Frequently asked questions

What is a collar on MGC?
A collar on MGC is the collar strategy applied to MGC (etf). The strategy is structurally neutral (protective): A collar pairs long stock with a protective out-of-the-money put financed by a short out-of-the-money call, capping both tails of the position around the current spot. With MGC etf trading near $273.64, the strikes shown on this page are snapped to the nearest listed MGC chain strike and the premiums come straight from the end-of-day bid/ask midpoint.
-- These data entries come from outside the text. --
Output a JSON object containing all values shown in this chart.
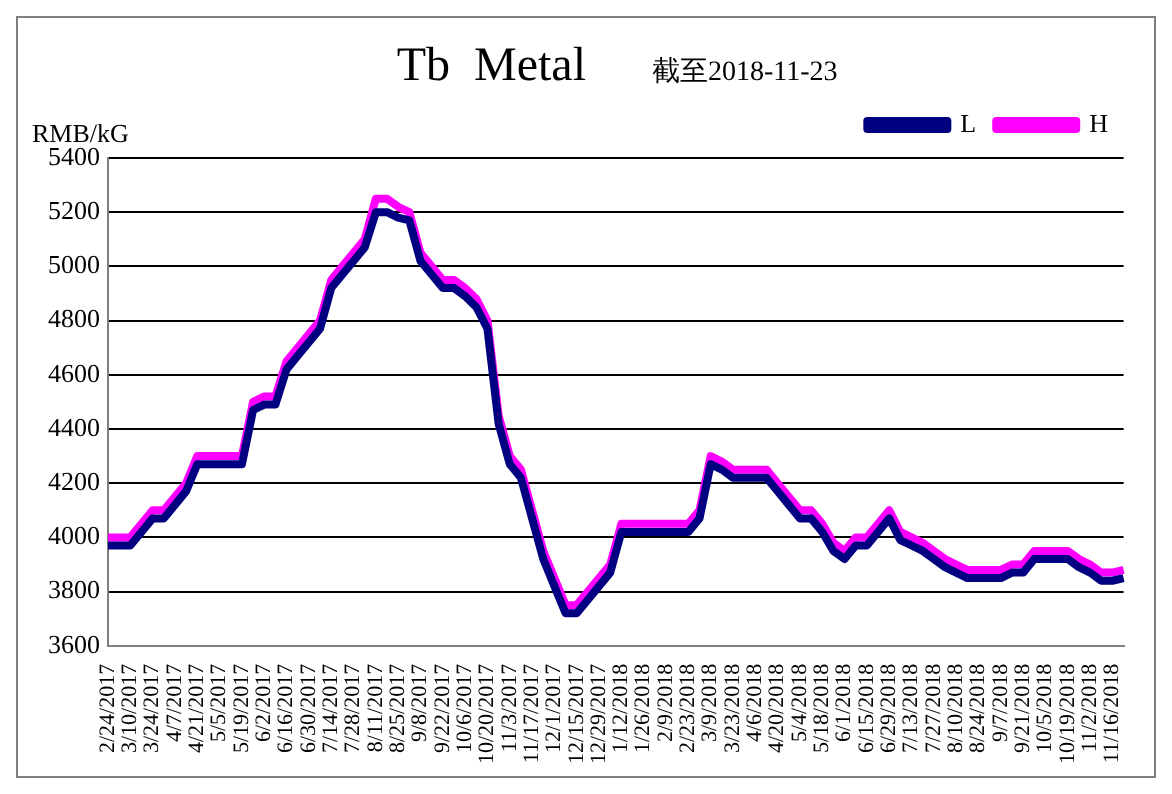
{
  "chart_data": {
    "type": "line",
    "title": "Tb  Metal",
    "subtitle": "截至2018-11-23",
    "ylabel": "RMB/kG",
    "categories": [
      "2/24/2017",
      null,
      "3/10/2017",
      null,
      "3/24/2017",
      null,
      "4/7/2017",
      null,
      "4/21/2017",
      null,
      "5/5/2017",
      null,
      "5/19/2017",
      null,
      "6/2/2017",
      null,
      "6/16/2017",
      null,
      "6/30/2017",
      null,
      "7/14/2017",
      null,
      "7/28/2017",
      null,
      "8/11/2017",
      null,
      "8/25/2017",
      null,
      "9/8/2017",
      null,
      "9/22/2017",
      null,
      "10/6/2017",
      null,
      "10/20/2017",
      null,
      "11/3/2017",
      null,
      "11/17/2017",
      null,
      "12/1/2017",
      null,
      "12/15/2017",
      null,
      "12/29/2017",
      null,
      "1/12/2018",
      null,
      "1/26/2018",
      null,
      "2/9/2018",
      null,
      "2/23/2018",
      null,
      "3/9/2018",
      null,
      "3/23/2018",
      null,
      "4/6/2018",
      null,
      "4/20/2018",
      null,
      "5/4/2018",
      null,
      "5/18/2018",
      null,
      "6/1/2018",
      null,
      "6/15/2018",
      null,
      "6/29/2018",
      null,
      "7/13/2018",
      null,
      "7/27/2018",
      null,
      "8/10/2018",
      null,
      "8/24/2018",
      null,
      "9/7/2018",
      null,
      "9/21/2018",
      null,
      "10/5/2018",
      null,
      "10/19/2018",
      null,
      "11/2/2018",
      null,
      "11/16/2018",
      null
    ],
    "series": [
      {
        "name": "L",
        "color": "#000080",
        "values": [
          3970,
          3970,
          3970,
          4020,
          4070,
          4070,
          4120,
          4170,
          4270,
          4270,
          4270,
          4270,
          4270,
          4470,
          4490,
          4490,
          4620,
          4670,
          4720,
          4770,
          4920,
          4970,
          5020,
          5070,
          5200,
          5200,
          5180,
          5170,
          5020,
          4970,
          4920,
          4920,
          4890,
          4850,
          4770,
          4420,
          4270,
          4220,
          4070,
          3920,
          3820,
          3720,
          3720,
          3770,
          3820,
          3870,
          4020,
          4020,
          4020,
          4020,
          4020,
          4020,
          4020,
          4070,
          4270,
          4250,
          4220,
          4220,
          4220,
          4220,
          4170,
          4120,
          4070,
          4070,
          4020,
          3950,
          3920,
          3970,
          3970,
          4020,
          4070,
          3990,
          3970,
          3950,
          3920,
          3890,
          3870,
          3850,
          3850,
          3850,
          3850,
          3870,
          3870,
          3920,
          3920,
          3920,
          3920,
          3890,
          3870,
          3840,
          3840,
          3850
        ]
      },
      {
        "name": "H",
        "color": "#ff00ff",
        "values": [
          4000,
          4000,
          4000,
          4050,
          4100,
          4100,
          4150,
          4200,
          4300,
          4300,
          4300,
          4300,
          4300,
          4500,
          4520,
          4520,
          4650,
          4700,
          4750,
          4800,
          4950,
          5000,
          5050,
          5100,
          5250,
          5250,
          5220,
          5200,
          5050,
          5000,
          4950,
          4950,
          4920,
          4880,
          4800,
          4450,
          4300,
          4250,
          4100,
          3950,
          3850,
          3750,
          3750,
          3800,
          3850,
          3900,
          4050,
          4050,
          4050,
          4050,
          4050,
          4050,
          4050,
          4100,
          4300,
          4280,
          4250,
          4250,
          4250,
          4250,
          4200,
          4150,
          4100,
          4100,
          4050,
          3980,
          3950,
          4000,
          4000,
          4050,
          4100,
          4020,
          4000,
          3980,
          3950,
          3920,
          3900,
          3880,
          3880,
          3880,
          3880,
          3900,
          3900,
          3950,
          3950,
          3950,
          3950,
          3920,
          3900,
          3870,
          3870,
          3880
        ]
      }
    ],
    "ylim": [
      3600,
      5400
    ],
    "yticks": [
      3600,
      3800,
      4000,
      4200,
      4400,
      4600,
      4800,
      5000,
      5200,
      5400
    ],
    "grid": "y",
    "legend": "top right",
    "marker": "none",
    "line_style": "solid"
  }
}
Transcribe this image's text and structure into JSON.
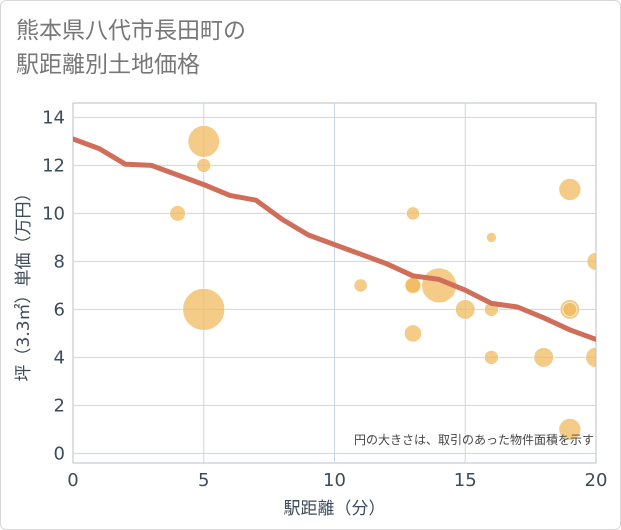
{
  "title_line1": "熊本県八代市長田町の",
  "title_line2": "駅距離別土地価格",
  "chart_data": {
    "type": "scatter",
    "title": "熊本県八代市長田町の駅距離別土地価格",
    "xlabel": "駅距離（分）",
    "ylabel": "坪（3.3㎡）単価（万円）",
    "xlim": [
      0,
      20
    ],
    "ylim": [
      -0.4,
      14.6
    ],
    "xticks": [
      0,
      5,
      10,
      15,
      20
    ],
    "yticks": [
      0,
      2,
      4,
      6,
      8,
      10,
      12,
      14
    ],
    "grid": true,
    "note": "円の大きさは、取引のあった物件面積を示す",
    "points": [
      {
        "x": 4,
        "y": 10,
        "size": 1.2
      },
      {
        "x": 5,
        "y": 13,
        "size": 3.2
      },
      {
        "x": 5,
        "y": 12,
        "size": 1.0
      },
      {
        "x": 5,
        "y": 6,
        "size": 4.5
      },
      {
        "x": 11,
        "y": 7,
        "size": 0.9
      },
      {
        "x": 13,
        "y": 10,
        "size": 0.9
      },
      {
        "x": 13,
        "y": 7,
        "size": 1.4
      },
      {
        "x": 13,
        "y": 7,
        "size": 1.2
      },
      {
        "x": 13,
        "y": 5,
        "size": 1.4
      },
      {
        "x": 14,
        "y": 7,
        "size": 3.6
      },
      {
        "x": 15,
        "y": 6,
        "size": 1.7
      },
      {
        "x": 16,
        "y": 9,
        "size": 0.5
      },
      {
        "x": 16,
        "y": 6,
        "size": 1.0
      },
      {
        "x": 16,
        "y": 4,
        "size": 1.0
      },
      {
        "x": 18,
        "y": 4,
        "size": 1.7
      },
      {
        "x": 19,
        "y": 11,
        "size": 2.0
      },
      {
        "x": 19,
        "y": 6,
        "size": 1.7
      },
      {
        "x": 19,
        "y": 6,
        "size": 1.0
      },
      {
        "x": 19,
        "y": 1,
        "size": 2.0
      },
      {
        "x": 20,
        "y": 8,
        "size": 1.5
      },
      {
        "x": 20,
        "y": 4,
        "size": 1.8
      }
    ],
    "trend": {
      "name": "trend",
      "x": [
        0,
        1,
        2,
        3,
        4,
        5,
        6,
        7,
        8,
        9,
        10,
        11,
        12,
        13,
        14,
        15,
        16,
        17,
        18,
        19,
        20
      ],
      "y": [
        13.1,
        12.7,
        12.05,
        12.0,
        11.6,
        11.2,
        10.75,
        10.55,
        9.75,
        9.1,
        8.7,
        8.3,
        7.9,
        7.4,
        7.25,
        6.8,
        6.25,
        6.1,
        5.65,
        5.15,
        4.75
      ]
    },
    "colors": {
      "bubble": "#f0b85a",
      "trend": "#d06e5a",
      "grid": "#c9d6e3",
      "axis": "#3d4b5a"
    }
  }
}
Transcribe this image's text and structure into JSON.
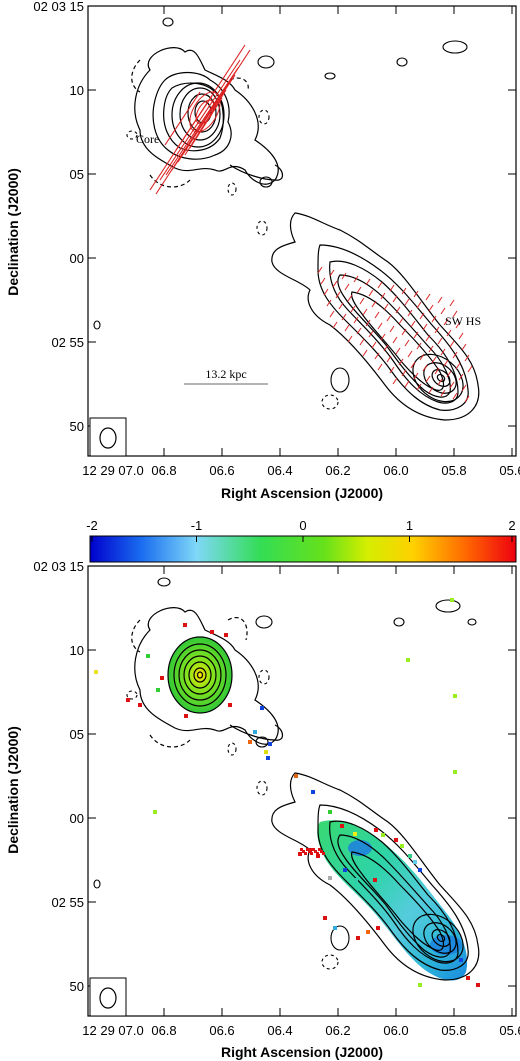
{
  "chart_data": [
    {
      "type": "contour",
      "title": "",
      "xlabel": "Right Ascension (J2000)",
      "ylabel": "Declination (J2000)",
      "x_ticks": [
        "12 29 07.0",
        "06.8",
        "06.6",
        "06.4",
        "06.2",
        "06.0",
        "05.8",
        "05.6"
      ],
      "y_ticks": [
        "02 03 15",
        "10",
        "05",
        "00",
        "02 55",
        "50"
      ],
      "annotations": {
        "core": "Core",
        "hotspot": "SW HS",
        "scale_bar": "13.2 kpc"
      },
      "polarization_vectors": true,
      "colors": {
        "contour": "#000000",
        "vectors": "#dd2222"
      }
    },
    {
      "type": "heatmap",
      "title": "",
      "xlabel": "Right Ascension (J2000)",
      "ylabel": "Declination (J2000)",
      "x_ticks": [
        "12 29 07.0",
        "06.8",
        "06.6",
        "06.4",
        "06.2",
        "06.0",
        "05.8",
        "05.6"
      ],
      "y_ticks": [
        "02 03 15",
        "10",
        "05",
        "00",
        "02 55",
        "50"
      ],
      "colorbar_ticks": [
        "-2",
        "-1",
        "0",
        "1",
        "2"
      ],
      "colorbar_range": [
        -2,
        2
      ],
      "colorbar_position": "top",
      "colors": {
        "contour": "#000000"
      }
    }
  ]
}
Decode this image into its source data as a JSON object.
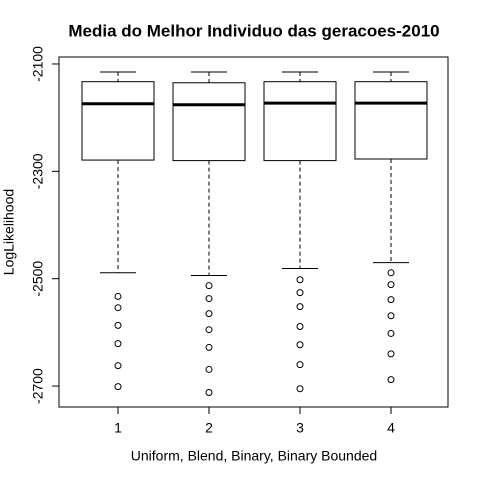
{
  "chart_data": {
    "type": "box",
    "title": "Media do Melhor Individuo das geracoes-2010",
    "xlabel": "Uniform, Blend, Binary, Binary Bounded",
    "ylabel": "LogLikelihood",
    "categories": [
      "1",
      "2",
      "3",
      "4"
    ],
    "ylim": [
      -2739,
      -2087
    ],
    "yticks": [
      -2100,
      -2300,
      -2500,
      -2700
    ],
    "boxes": [
      {
        "whishi": -2115,
        "q3": -2133,
        "med": -2174,
        "q1": -2279,
        "whislo": -2489,
        "fliers": [
          -2533,
          -2554,
          -2587,
          -2621,
          -2662,
          -2701
        ]
      },
      {
        "whishi": -2115,
        "q3": -2135,
        "med": -2176,
        "q1": -2280,
        "whislo": -2494,
        "fliers": [
          -2513,
          -2537,
          -2565,
          -2595,
          -2628,
          -2669,
          -2712
        ]
      },
      {
        "whishi": -2115,
        "q3": -2133,
        "med": -2173,
        "q1": -2280,
        "whislo": -2481,
        "fliers": [
          -2502,
          -2526,
          -2552,
          -2589,
          -2623,
          -2660,
          -2705
        ]
      },
      {
        "whishi": -2115,
        "q3": -2133,
        "med": -2173,
        "q1": -2277,
        "whislo": -2470,
        "fliers": [
          -2489,
          -2511,
          -2539,
          -2569,
          -2602,
          -2640,
          -2688
        ]
      }
    ]
  }
}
How are MGC collar max profit and max loss calculated?
Max profit roughly equals short-call strike minus cost basis plus net premium; max loss roughly equals cost basis minus long-put strike minus net premium. Breakeven shifts by the net premium. For the MGC collar priced from the end-of-day chain at a 30-day expiry (ATM IV 12.50%), the computed maximum profit is $1,112.00 per contract and the computed maximum loss is -$1,388.00 per contract. Live intraday quotes will differ as the chain moves through the trading session.
What is the breakeven for a MGC collar?
The breakeven for the MGC collar priced on this page is roughly $273.88 at expiration, derived from end-of-day chain premiums. Breakeven is the underlying price at which the strategy's P&L crosses zero ignoring transaction costs and assignment risk. The current MGC market-implied 1-standard-deviation expected move is approximately 3.58%; if the move sits well outside the breakeven distance, the structure's risk-reward becomes correspondingly tighter.
When should you consider a collar on MGC?
Collars on MGC hedge an existing long MGC etf position; the long put sets a floor while the short call finances it, often run as a near-zero-cost hedge during expected volatility windows.
How does current MGC implied volatility affect this collar?
MGC ATM IV is at 12.50% with IV rank near 0.96%, which is on the low end of its 1-year range. Premium-buying structures (long call, long put, debit spreads) are relatively cheap in this regime; premium-selling structures collect less credit per unit risk.